Coca-Cola says it has already identified several marketing use cases for OpenAI’s artificial intelligence tech and is set to start experimenting.
OpenAI is the company behind ChatGPT, a chatbot that mimics human conversation and answers user questions, a free version of which was publicly released in late November. The same company launched DALL-E in July, which generates digital images based on user prompts in the form of a word or phrase.
“There’s so much to potentially go after,” said John Murphy, president and chief financial officer of The Coca-Cola Company. “We have a couple of really interesting cases with the marketing team to enhance the work that we’re already doing with our new marketing model, and to be able to marry the ability to deliver creative content at speed and to do it with exponential efficiency.”
The drinks giant’s work with OpenAI’s tools will be done as a client of Bain & Company, which announced a global services alliance with OpenAI this week. Having adopted OpenAI tech into its own business processes over the past year, it is now working to bring the AI capabilities to its clients. Coca-Cola is the first company to engage with the new services alliance.
“Coca-Cola’s vision for the adoption of OpenAI’s technology is the most ambitious we have seen of any consumer products company,” said Zack Kass, chief customer officer of OpenAI.

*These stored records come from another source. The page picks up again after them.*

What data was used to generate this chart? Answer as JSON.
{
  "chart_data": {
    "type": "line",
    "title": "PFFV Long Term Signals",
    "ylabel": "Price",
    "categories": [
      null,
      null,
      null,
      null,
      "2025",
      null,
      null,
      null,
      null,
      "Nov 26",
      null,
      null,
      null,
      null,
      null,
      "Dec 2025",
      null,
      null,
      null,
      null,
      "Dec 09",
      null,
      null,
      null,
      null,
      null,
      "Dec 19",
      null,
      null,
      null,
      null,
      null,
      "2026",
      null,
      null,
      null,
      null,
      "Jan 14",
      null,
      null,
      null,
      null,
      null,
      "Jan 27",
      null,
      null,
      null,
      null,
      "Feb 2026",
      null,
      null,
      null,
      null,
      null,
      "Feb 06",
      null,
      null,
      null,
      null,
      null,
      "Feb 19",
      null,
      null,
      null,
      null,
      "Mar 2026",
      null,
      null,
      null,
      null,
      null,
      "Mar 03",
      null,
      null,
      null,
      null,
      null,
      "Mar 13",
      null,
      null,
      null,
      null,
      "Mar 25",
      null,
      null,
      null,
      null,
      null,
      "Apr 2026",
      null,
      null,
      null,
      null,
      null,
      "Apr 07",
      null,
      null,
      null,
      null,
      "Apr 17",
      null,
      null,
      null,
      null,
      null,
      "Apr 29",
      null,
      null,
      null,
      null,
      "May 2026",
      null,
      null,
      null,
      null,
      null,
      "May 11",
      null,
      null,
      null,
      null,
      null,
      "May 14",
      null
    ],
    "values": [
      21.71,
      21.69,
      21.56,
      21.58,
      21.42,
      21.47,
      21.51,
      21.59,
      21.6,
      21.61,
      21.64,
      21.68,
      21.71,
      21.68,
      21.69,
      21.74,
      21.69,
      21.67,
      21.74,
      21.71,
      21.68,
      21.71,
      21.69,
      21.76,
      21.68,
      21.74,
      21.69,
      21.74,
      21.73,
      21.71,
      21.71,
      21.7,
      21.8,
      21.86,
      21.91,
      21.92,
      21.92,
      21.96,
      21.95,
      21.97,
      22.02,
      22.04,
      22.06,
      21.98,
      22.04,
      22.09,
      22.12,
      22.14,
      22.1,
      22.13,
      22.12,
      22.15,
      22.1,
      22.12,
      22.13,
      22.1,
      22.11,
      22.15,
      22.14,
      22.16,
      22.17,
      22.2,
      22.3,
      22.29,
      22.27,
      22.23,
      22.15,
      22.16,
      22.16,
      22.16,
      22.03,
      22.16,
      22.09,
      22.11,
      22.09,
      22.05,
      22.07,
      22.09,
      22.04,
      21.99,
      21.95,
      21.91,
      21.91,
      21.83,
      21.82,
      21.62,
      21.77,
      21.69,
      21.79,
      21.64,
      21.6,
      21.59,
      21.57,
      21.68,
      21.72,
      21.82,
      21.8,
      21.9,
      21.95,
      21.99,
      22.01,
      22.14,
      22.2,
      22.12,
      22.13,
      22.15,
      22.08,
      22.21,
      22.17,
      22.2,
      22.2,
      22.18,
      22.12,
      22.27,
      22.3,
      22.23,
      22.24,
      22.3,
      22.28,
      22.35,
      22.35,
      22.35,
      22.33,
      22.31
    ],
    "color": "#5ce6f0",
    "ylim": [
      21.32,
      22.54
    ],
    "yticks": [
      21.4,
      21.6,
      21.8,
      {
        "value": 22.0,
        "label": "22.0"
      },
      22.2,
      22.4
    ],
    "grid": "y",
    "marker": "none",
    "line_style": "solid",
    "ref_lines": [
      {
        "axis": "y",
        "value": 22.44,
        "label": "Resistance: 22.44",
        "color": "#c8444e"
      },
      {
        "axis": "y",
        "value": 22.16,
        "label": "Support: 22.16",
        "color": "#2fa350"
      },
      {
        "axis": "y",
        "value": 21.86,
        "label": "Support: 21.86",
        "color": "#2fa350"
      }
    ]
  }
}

OpenAI tools offer forms of what is known as ‘generative AI’, which uses sophisticated machine learning models to produce original content such as images and text.
Its potential for businesses includes “hyper-efficient content creation” and “highly personalised marketing” Bain said, adding that it could also be used within contact centres to generate “automated, personalised, real-time scripts”.
“Through all evolutions of communication: TV, radio, outdoor, all the way to coupons over 100 years ago, we’ve always tried to stay on the front edge of what’s new and engaging with consumers,” said Coca-Cola CEO James Quincey.
Quincey said he expected OpenAI’s technology to be “incredibly important and incredibly disruptive”.
“We must embrace the risks. We need to embrace those risks intelligently, experiment, build on those experiments, drive scale – but not taking risks is a hopeless point of view to start from,” Quincey added.